Möglicherweise ja, argumentiert das European Leadership Network (ELN), eine europäische Initiative, in dessen Executive Board unter anderem der deutsche Russland-Beauftragte und SPD-Politiker Gernot Erler und der Chef der Münchner Sicherheitskonferenz, Wolfgang Ischinger, der frühere Verteidigungsminister Volker Rühe und andere ehemalige europäische Ressortchefs sitzen. Das ELN betrachtete die Übungstätigkeit beider Seiten, die so genannten Snap Drills auf russischer und die Manöverserie Allied Shield auf NATO-Seite:
Both exercises show that each side is training with the other side’s capabilities and most likely war plans in mind. Whilst spokespeople may maintain that these operations are targeted against hypothetical opponents, the nature and scale of them indicate otherwise: Russia is preparing for a conflict with NATO, and NATO is preparing for a possible confrontation with Russia.

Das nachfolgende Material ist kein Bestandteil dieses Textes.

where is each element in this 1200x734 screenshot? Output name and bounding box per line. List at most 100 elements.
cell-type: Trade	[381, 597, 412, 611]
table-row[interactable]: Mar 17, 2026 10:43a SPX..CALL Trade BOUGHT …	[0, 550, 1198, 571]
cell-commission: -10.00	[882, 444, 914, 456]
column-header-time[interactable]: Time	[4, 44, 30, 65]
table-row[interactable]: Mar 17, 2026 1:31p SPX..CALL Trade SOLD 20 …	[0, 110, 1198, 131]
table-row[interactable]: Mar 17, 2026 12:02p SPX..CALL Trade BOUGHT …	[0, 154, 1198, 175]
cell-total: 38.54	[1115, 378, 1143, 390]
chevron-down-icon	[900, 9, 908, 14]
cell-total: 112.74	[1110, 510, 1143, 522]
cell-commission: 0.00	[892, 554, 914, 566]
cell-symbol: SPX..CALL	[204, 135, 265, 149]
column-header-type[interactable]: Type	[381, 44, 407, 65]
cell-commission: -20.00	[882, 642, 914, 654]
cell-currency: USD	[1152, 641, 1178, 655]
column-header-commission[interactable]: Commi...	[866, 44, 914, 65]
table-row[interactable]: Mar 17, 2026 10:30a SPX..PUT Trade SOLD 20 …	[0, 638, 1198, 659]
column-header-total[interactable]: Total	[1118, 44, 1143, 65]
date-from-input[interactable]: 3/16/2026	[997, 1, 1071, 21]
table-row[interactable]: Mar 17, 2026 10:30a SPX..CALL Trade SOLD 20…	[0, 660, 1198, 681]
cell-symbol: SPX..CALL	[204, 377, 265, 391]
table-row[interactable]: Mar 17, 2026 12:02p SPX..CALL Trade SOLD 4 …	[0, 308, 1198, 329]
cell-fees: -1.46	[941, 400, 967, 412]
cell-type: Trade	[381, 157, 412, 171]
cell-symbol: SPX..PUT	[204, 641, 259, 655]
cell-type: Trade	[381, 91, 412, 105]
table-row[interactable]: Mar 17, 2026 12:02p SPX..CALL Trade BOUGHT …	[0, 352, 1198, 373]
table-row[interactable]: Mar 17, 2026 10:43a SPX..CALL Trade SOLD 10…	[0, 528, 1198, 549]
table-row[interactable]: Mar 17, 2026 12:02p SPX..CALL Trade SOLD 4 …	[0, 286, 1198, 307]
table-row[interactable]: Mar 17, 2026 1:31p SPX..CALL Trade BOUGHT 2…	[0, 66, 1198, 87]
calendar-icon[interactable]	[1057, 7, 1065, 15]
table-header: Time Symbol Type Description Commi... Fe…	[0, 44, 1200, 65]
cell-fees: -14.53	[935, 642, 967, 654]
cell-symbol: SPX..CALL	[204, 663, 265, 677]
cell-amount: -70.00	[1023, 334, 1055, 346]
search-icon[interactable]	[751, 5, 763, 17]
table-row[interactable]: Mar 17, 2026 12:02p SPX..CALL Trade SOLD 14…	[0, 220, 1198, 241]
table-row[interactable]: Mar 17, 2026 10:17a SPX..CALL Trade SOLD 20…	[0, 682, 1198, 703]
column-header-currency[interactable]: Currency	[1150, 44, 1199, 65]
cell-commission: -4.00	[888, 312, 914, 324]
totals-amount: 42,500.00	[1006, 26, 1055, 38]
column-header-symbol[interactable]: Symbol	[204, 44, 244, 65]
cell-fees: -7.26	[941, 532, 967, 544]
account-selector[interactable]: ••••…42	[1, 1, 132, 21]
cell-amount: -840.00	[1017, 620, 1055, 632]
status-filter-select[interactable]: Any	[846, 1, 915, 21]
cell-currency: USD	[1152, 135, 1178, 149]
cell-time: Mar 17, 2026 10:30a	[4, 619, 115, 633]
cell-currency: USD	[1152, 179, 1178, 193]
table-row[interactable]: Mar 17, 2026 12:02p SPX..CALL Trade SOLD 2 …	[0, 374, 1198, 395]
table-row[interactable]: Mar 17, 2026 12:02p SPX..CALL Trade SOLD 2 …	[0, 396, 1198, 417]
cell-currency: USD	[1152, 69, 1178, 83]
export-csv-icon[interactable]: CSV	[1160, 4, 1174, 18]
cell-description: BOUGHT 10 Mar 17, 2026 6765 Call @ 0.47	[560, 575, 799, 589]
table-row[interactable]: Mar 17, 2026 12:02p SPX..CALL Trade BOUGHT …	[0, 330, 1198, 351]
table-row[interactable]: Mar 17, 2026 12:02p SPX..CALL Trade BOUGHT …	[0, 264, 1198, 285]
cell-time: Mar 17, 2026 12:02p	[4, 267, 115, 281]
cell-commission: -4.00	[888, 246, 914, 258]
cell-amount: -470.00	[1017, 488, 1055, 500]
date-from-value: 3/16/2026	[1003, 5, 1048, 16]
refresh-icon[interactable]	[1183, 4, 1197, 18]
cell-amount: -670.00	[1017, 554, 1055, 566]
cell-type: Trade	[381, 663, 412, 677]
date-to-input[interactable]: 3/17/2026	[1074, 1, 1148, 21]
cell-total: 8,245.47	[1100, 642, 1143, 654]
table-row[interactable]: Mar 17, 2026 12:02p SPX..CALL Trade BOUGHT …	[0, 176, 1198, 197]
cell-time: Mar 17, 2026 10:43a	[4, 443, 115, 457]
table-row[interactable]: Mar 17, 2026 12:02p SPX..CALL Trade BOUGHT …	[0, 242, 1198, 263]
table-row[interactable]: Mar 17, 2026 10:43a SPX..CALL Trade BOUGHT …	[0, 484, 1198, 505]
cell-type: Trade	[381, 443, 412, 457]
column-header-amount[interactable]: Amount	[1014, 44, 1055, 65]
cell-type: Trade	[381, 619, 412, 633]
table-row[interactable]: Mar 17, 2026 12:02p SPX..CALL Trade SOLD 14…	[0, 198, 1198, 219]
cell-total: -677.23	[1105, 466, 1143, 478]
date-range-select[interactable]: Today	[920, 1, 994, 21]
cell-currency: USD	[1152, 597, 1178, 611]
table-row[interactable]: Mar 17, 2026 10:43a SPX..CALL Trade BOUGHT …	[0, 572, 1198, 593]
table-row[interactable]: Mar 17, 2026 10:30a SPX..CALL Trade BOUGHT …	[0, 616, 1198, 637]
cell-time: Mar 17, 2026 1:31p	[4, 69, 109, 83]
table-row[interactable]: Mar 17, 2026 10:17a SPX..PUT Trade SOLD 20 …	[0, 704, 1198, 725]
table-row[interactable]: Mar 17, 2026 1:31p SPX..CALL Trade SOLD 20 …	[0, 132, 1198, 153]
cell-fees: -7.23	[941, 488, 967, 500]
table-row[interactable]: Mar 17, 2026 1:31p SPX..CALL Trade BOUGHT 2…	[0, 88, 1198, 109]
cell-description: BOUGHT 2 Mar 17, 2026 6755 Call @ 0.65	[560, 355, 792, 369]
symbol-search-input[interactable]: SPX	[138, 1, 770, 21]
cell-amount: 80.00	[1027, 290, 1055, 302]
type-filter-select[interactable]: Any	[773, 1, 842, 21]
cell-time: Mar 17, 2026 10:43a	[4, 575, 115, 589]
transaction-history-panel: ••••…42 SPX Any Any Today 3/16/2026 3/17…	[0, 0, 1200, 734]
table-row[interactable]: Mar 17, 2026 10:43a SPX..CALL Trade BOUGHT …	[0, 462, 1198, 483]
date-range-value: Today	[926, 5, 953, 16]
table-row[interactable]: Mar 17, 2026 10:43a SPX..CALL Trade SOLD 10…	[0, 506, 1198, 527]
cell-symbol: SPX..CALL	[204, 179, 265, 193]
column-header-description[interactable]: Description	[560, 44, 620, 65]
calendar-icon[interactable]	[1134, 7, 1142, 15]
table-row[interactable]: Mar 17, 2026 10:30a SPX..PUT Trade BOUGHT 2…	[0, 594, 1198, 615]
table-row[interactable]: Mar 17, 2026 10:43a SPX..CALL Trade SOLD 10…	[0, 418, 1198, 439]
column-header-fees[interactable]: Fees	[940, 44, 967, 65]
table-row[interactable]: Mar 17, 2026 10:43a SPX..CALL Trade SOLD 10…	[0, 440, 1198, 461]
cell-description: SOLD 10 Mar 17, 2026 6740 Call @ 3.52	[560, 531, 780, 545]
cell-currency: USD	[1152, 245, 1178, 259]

We do not suggest that the leadership of either side has made a decision to go to war or that a military conflict between the two is inevitable, but that the changed profile of exercises is a fact and it does play a role in sustaining the current climate of tensions in Europe. These tensions are further aggravated and elevated into a sense of unpredictability when the exercises are not pre-notified or publicly announced beforehand, as is apparently the case with a number of Russian exercises.
(Hervorhebungen im Original)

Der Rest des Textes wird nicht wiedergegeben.